こういったきちんとしたレストランだけでなく、おつまみになりそうなも肉もどきが街中にあふれています。

この肉の串焼きも下に大豆たんぱく類製品と書いてありますよね。
ローソンのソーセージのようなものも肉ではありません。

地場の食料品店では、この様々な種類の肉もどきだけで、これだけの商品数が並べられていますので、どれだけ日常的に食べられているかが想像つくと思います。

別にベジタリアンが食べているわけでなく、この味や食感が好きとか、本物の肉に比べて安いという理由で食べている人が多いように感じます。
イメージとしては蟹の代用品として出てきたカニカマが、今はカニカマ自体もファンを獲得しているという感覚に近いかもしれませんね。
私も、この伝統的な肉もどきは何度も食べたことあるものの現在、注目を集めている植物肉というものは、まだ食べたことがありません。
せっかくの機会なので体験してみようとファミリーマートに行ってみると植物肉の商品は売り切れ


店員さんに聞いたら、
「そもそも、仕入れを少なめにしている」
とのことで、超人気というわけでもなさそうです。
「弁当はないけど、あっちの棚に日本の植物肉みたいな商品があるよ」
と紹介されたのは、吉野物語

日本語では豆腐スティックと書かれており、下に中国語で
「鶏胸豆腐棒」(麻婆豆腐味)
と書かれています。
麻婆豆腐味にした、鶏むね肉もどきの、豆腐スティックって、なんだかややこしいですね(笑)
上海でも筋トレをする人が増えて、たんぱく質をとれるサラダチキン(むね肉)は、コンビニやスーパーでよく見かけるようになりました。

この豆腐スティックの横には、同じく吉野物語の串にささったソーセージのような商品があります。
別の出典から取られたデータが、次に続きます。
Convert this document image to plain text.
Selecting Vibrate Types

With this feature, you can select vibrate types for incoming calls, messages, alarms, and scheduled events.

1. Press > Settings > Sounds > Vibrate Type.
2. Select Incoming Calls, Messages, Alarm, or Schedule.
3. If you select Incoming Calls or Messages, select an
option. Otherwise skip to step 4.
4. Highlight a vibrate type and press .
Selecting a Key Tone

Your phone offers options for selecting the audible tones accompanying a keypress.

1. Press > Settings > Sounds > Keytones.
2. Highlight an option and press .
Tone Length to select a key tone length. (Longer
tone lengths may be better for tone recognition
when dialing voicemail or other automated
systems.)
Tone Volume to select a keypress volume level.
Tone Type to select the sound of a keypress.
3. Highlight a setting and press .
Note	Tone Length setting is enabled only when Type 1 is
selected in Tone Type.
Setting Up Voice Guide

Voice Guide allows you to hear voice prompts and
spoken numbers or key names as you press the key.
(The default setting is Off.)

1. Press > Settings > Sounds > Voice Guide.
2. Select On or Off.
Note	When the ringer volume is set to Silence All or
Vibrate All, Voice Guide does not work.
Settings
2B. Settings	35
こちらの方が見た目は肉に近いなぁと思い手に取ってみると

成分表にはしっかりと「鶏肉、豚肉」とかかれており、思いっきり肉のソーセージでした(笑)
奈良吉野の静けさがただよう山奥で清流を使って仏僧が丹精込めて作る精進料理のような物語を勝手に想像していた自分が恥ずかしくなります。

先ほどの星期零は植物肉の社会的貢献が期待される、
「健康的な生活、環境にやさしい持続的な未来」
というブランドメッセージを掲げていますが、この中国企業が考える「吉野物語」は、麻婆豆腐くらいピリピリしているのか聞いてみたいものです…
中国では、肉もどき自体は普及しているものの、そこに欧米先進国のような
「健康的、環境にやさしい」
という意識で消費してきたわけでなく、
「添加物たっぷりで健康には微妙そうだけど、肉より安いよね!」
だったので、現状の肉よりも高い、より本物の肉に味や食感が近い植物肉は、あまりヒット商品が出ていないというのが現状です。
これから大量生産でコストが下がり、肉よりも「安くて、おいしくて、健康的」となれば一気に広がっていくのではないでしょうか。
その時には双塔食品も春雨でなく植物肉がブランドの一押しになっているはず!
更に利益があがっているはずですから、このHPの日本語もどきの品質もあがっていることでしょう(笑)

本日も最後まで、お読み頂きありがとうございます。